CDAP - PE.2018.0044 - 2019-03-13 - A.________/Service de la population (SPOP)

13 mars 2019Français19 min

Source vd.ch

Faits

Vu les faits suivants:

A.

A.________ (ci-après: le recourant), ressortissant belge né le ********

1986, est entré en Suisse le 9 juillet 2007 en provenance de la République

démocratique du Congo, pour rejoindre sa famille maternelle à ********. Il a

commencé à travailler dans une blanchisserie industrielle au 1er

novembre 2007 et s'est ainsi vu délivrer une autorisation de séjour pour l'exercice

d'une activité lucrative le 25 juin 2008, valable jusqu'au 16 janvier 2013.

Suite à la perte de son emploi, dans le courant de l'année 2009, il a touché

des indemnités de chômage et effectué plusieurs missions temporaires pour des

agences de placement dès l'été 2010.

Le 2 octobre 2012, le recourant a sollicité la

délivrance d'une autorisation d'établissement. Renseignements pris auprès des services

sociaux, lesquels ont attesté que l'intéressé avait bénéficié du revenu

d'insertion (ci-après: RI) à réitérées reprises depuis le 1er mai

2010 et que l'aide financière versée à ce titre atteignait un montant global de

9'354 fr. 10 au 2 octobre 2012, le Service de la population (ci-après: SPOP) a

refusé de faire droit à cette requête, par décision du 18 juin 2013. L'autorité

a néanmoins prolongé la validité de l'autorisation de séjour de l'intéressé

jusqu'au 18 juin 2014, en attirant son attention sur le fait qu'il ne pouvait

pas se prévaloir de la qualité de travailleur, puisqu'il n'effectuait que des

missions temporaires sur appel.

B.

Lors de l'examen du renouvellement de son autorisation de séjour, le

recourant a fait valoir qu'il n'avait pas réussi à trouver du travail malgré

ses recherches d'emplois, différentes preuves à l'appui.

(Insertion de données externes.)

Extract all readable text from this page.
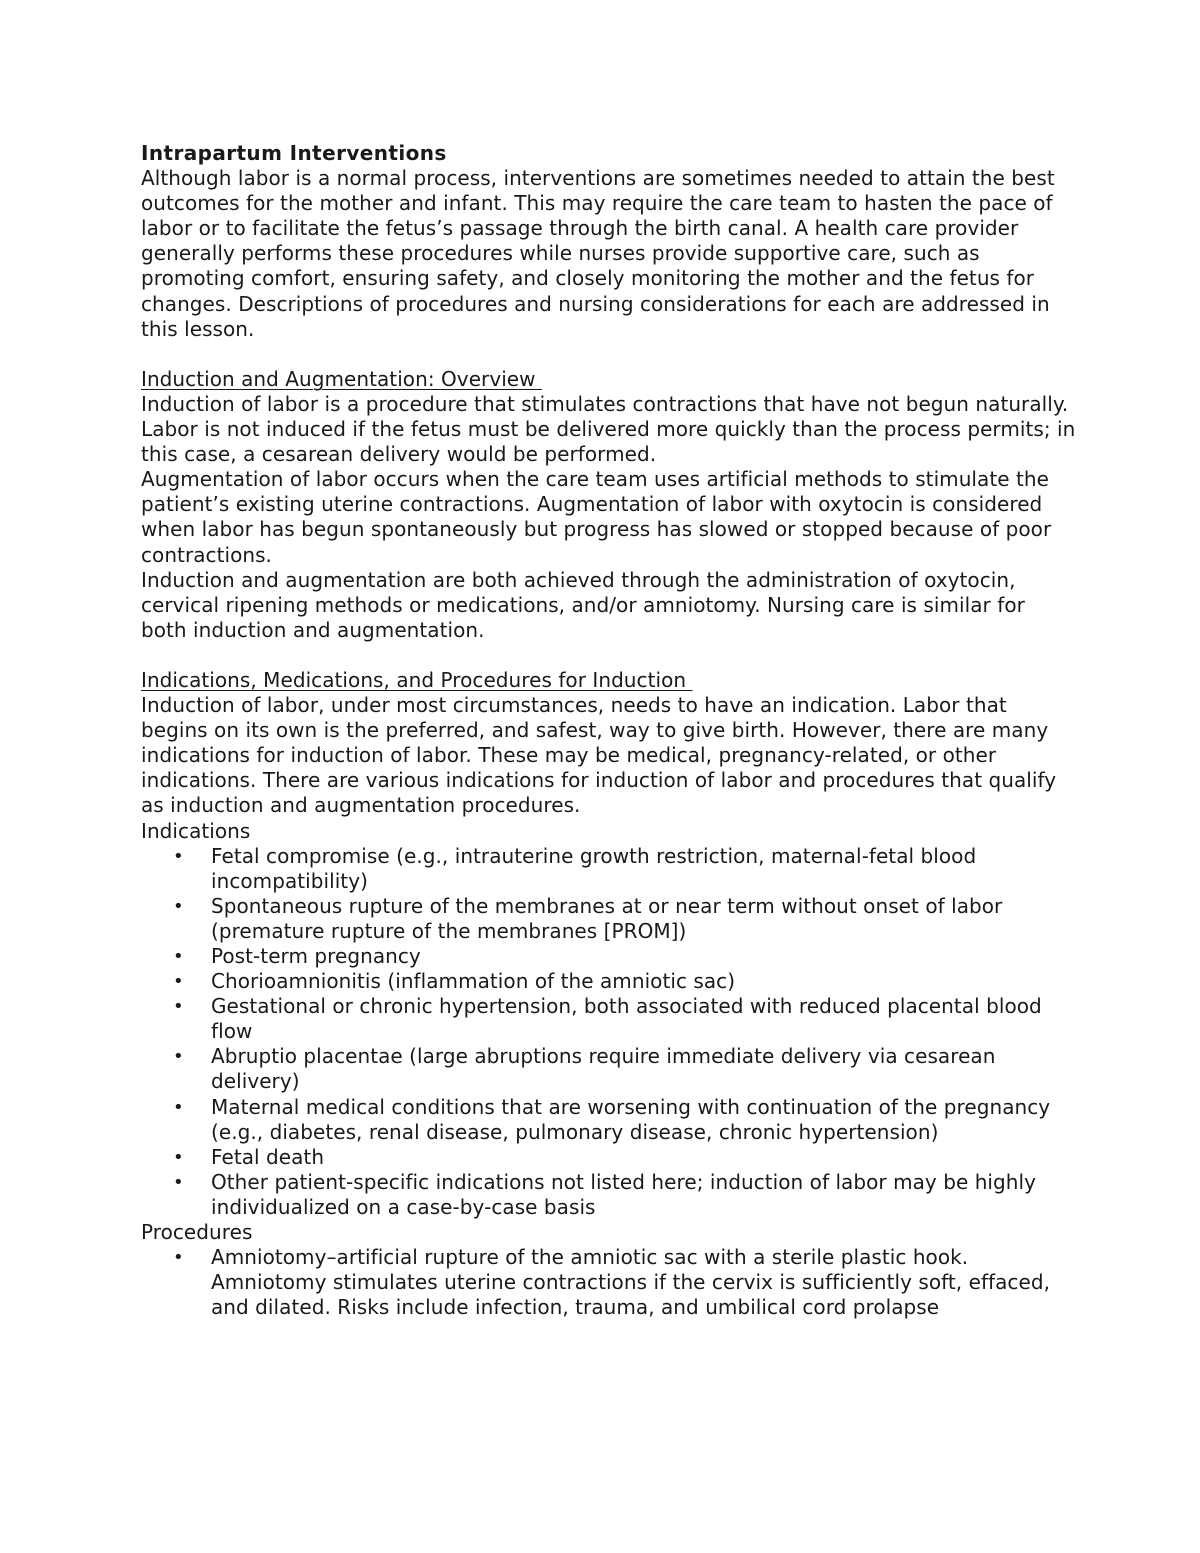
Intrapartum Interventions

Although labor is a normal process, interventions are sometimes needed to attain the best outcomes for the mother and infant. This may require the care team to hasten the pace of labor or to facilitate the fetus’s passage through the birth canal. A health care provider generally performs these procedures while nurses provide supportive care, such as promoting comfort, ensuring safety, and closely monitoring the mother and the fetus for changes. Descriptions of procedures and nursing considerations for each are addressed in this lesson.

Induction and Augmentation: Overview

Induction of labor is a procedure that stimulates contractions that have not begun naturally. Labor is not induced if the fetus must be delivered more quickly than the process permits; in this case, a cesarean delivery would be performed.

Augmentation of labor occurs when the care team uses artificial methods to stimulate the patient’s existing uterine contractions. Augmentation of labor with oxytocin is considered when labor has begun spontaneously but progress has slowed or stopped because of poor contractions.

Induction and augmentation are both achieved through the administration of oxytocin, cervical ripening methods or medications, and/or amniotomy. Nursing care is similar for both induction and augmentation.

Indications, Medications, and Procedures for Induction

Induction of labor, under most circumstances, needs to have an indication. Labor that begins on its own is the preferred, and safest, way to give birth. However, there are many indications for induction of labor. These may be medical, pregnancy-related, or other indications. There are various indications for induction of labor and procedures that qualify as induction and augmentation procedures.

Indications

• Fetal compromise (e.g., intrauterine growth restriction, maternal-fetal blood incompatibility)
• Spontaneous rupture of the membranes at or near term without onset of labor (premature rupture of the membranes [PROM])
• Post-term pregnancy
• Chorioamnionitis (inflammation of the amniotic sac)
• Gestational or chronic hypertension, both associated with reduced placental blood flow
• Abruptio placentae (large abruptions require immediate delivery via cesarean delivery)
• Maternal medical conditions that are worsening with continuation of the pregnancy (e.g., diabetes, renal disease, pulmonary disease, chronic hypertension)
• Fetal death
• Other patient-specific indications not listed here; induction of labor may be highly individualized on a case-by-case basis

Procedures

• Amniotomy–artificial rupture of the amniotic sac with a sterile plastic hook. Amniotomy stimulates uterine contractions if the cervix is sufficiently soft, effaced, and dilated. Risks include infection, trauma, and umbilical cord prolapse
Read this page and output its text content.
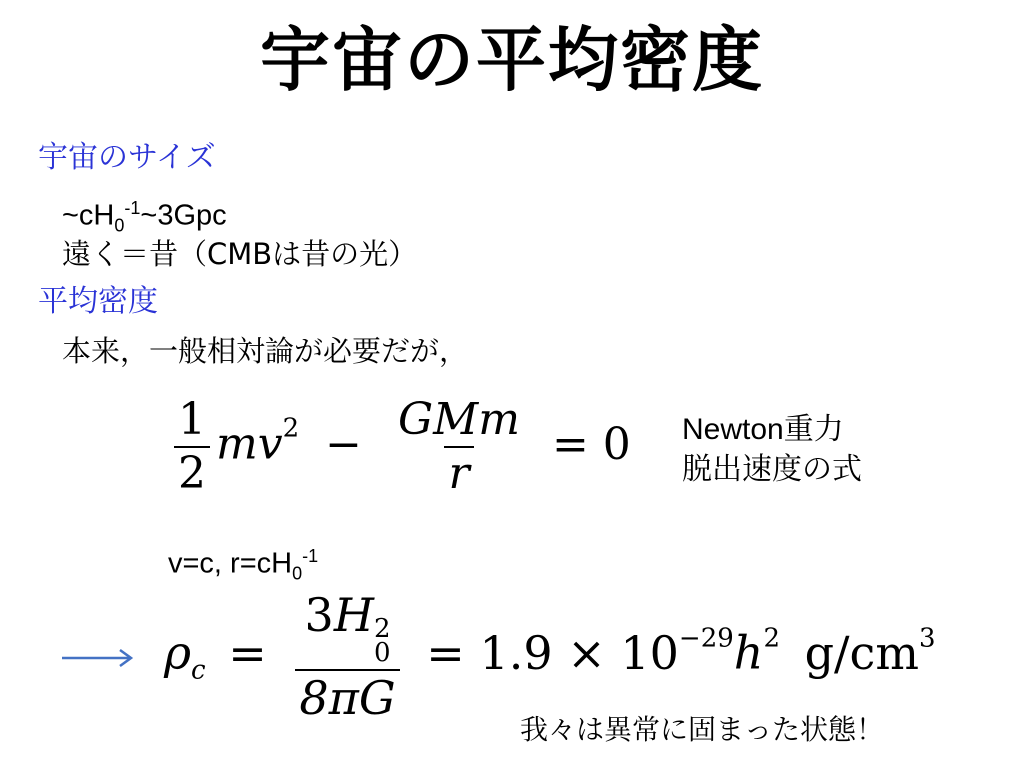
宇宙の平均密度
宇宙のサイズ
$\sim cH_0^{-1}\sim 3Gpc$
遠く＝昔（CMBは昔の光）
平均密度
本来，一般相対論が必要だが，
$\frac{1}{2} mv^2 - \frac{\text{GMm}}{r} = 0$ Newton重力
脱出速度の式
v=c, $r=cH_0^{-1}$
$\rho_c = 3H$ 2
0
$8\pi G = 1.9 \times 10^{-29}h^2$ $g/cm^3$
我々は異常に固まった状態！
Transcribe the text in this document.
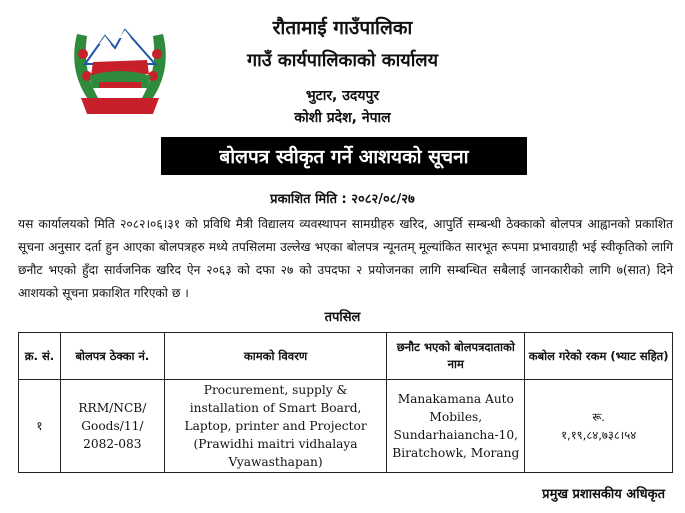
रौतामाई गाउँपालिका
गाउँ कार्यपालिकाको कार्यालय
भुटार, उदयपुर
कोशी प्रदेश, नेपाल
बोलपत्र स्वीकृत गर्ने आशयको सूचना
प्रकाशित मिति : २०८२/०८/२७
यस कार्यालयको मिति २०८२।०६।३१ को प्रविधि मैत्री विद्यालय व्यवस्थापन सामग्रीहरु खरिद, आपुर्ति सम्बन्धी ठेक्काको बोलपत्र आह्वानको प्रकाशित सूचना अनुसार दर्ता हुन आएका बोलपत्रहरु मध्ये तपसिलमा उल्लेख भएका बोलपत्र न्यूनतम् मूल्यांकित सारभूत रूपमा प्रभावग्राही भई स्वीकृतिको लागि छनौट भएको हुँदा सार्वजनिक खरिद ऐन २०६३ को दफा २७ को उपदफा २ प्रयोजनका लागि सम्बन्धित सबैलाई जानकारीको लागि ७(सात) दिने आशयको सूचना प्रकाशित गरिएको छ ।
तपसिल
क्र. सं.	बोलपत्र ठेक्का नं.	कामको विवरण	छनौट भएको बोलपत्रदाताको नाम	कबोल गरेको रकम (भ्याट सहित)
१	RRM/NCB/ Goods/11/ 2082-083	Procurement, supply & installation of Smart Board, Laptop, printer and Projector (Prawidhi maitri vidhalaya Vyawasthapan)	Manakamana Auto Mobiles, Sundarhaiancha-10, Biratchowk, Morang	रू.
१,१९,८४,७३८।५४
प्रमुख प्रशासकीय अधिकृत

Le 3 août 2015, le SPOP a constaté, sur la base d'un

décompte actualisé des services sociaux, que le susnommé avait eu plusieurs

fois recours aux prestations de l'assistance publique entre 2010 et 2012, puis

sans discontinuer depuis le mois de novembre 2013, pour un subside total de

plus de 32'630 fr. au 7 juillet 2015. L'autorité en inférait qu'il était

dépourvu de moyens financiers propres, qu'il avait perdu sa qualité de

travailleur communautaire et qu'il ne pouvait donc plus prétendre à une

autorisation de séjour. Ce nonobstant, elle consentait à prolonger une nouvelle

fois son permis B jusqu'au 3 août 2016, non sans l'avertir que sa dépendance de

l'aide sociale pouvait fonder une révocation de ce statut. Elle l'invitait dès

lors à tout entreprendre dans l'intervalle pour accéder à son autonomie financière

et éviter une telle extrémité.

C.

A l'échéance de son autorisation de séjour, le recourant a produit

plusieurs documents démontrant qu'il avait effectué quelques travaux

temporaires non qualifiés durant l'année écoulée, ainsi qu'un extrait de compte

individuel du 11 février 2017, indiquant qu'il avait perçu, en tout et pour

tout, un revenu annuel de 1'654 fr. en 2015 et de 1'194 fr. en 2016.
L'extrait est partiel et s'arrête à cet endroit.